Houchen remembered that Tobe had been the lead plaintiff in an early 1990s lawsuit that challenged the constitutionality of anti-camping laws in Santa Ana.
Such ordinances have been a frequent legal battleground here and in communities around the country, including the ongoing civil rights lawsuit in federal court over the clearing of tent encampments along the Santa Ana River Trail.
The 1995 California Supreme Court decision in Tobe vs. City of Santa Ana upheld the local ordinance, reversing a state appellate court finding that Santa Ana was violating the rights of homeless people like Tobe.
“That’s one of the cases that’s still relevant,” Houchen said.

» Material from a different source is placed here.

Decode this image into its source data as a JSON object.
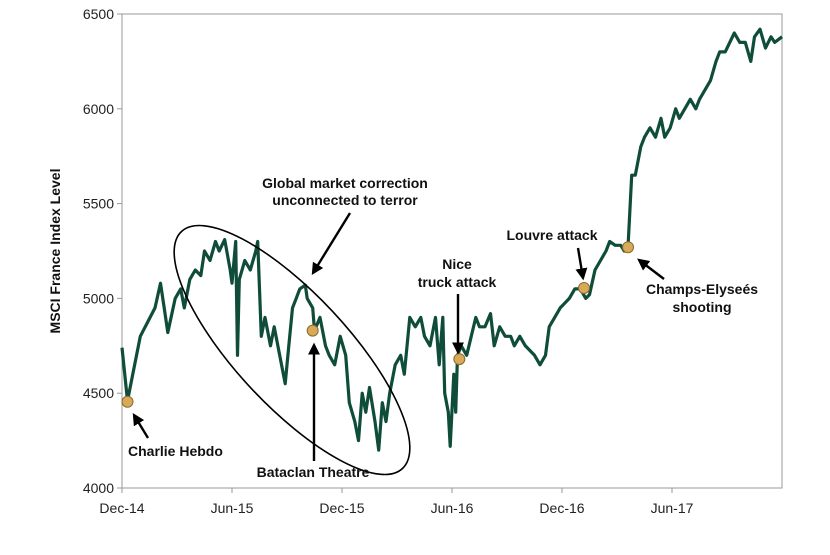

Houchen said he had met Tobe multiple times and had heard at some point that Tobe had found work as a truck driver. But, Houchen said, “I guess he had a drug problem.”
Such struggles were common among the homeless people to be commemorated on national memorial day, said Gina Seriel, founder of Our Father’s Table, a south county homeless outreach service. Since she started working with homeless people, Seriel said she’s personally known 20 who lost their lives while on the streets.
“These people who live on the streets that society labels as drunks, ‘crazy’, addicts, criminals and bums, i.e. the discarded by our society, for me they are my friends,” Seriel said. “They are genuine, kind, giving, loving, folks who are fighting demons, who are hurt and hurting.”
It is the hope at the memorial services that others may come to see homeless people that same way.
Said Houchen: “We provide an opportunity to be informed and educated so that they have a better understanding of the harsh realities of homelessness and greater awareness of the need for a more collaborative approach to creating solutions that would end it.”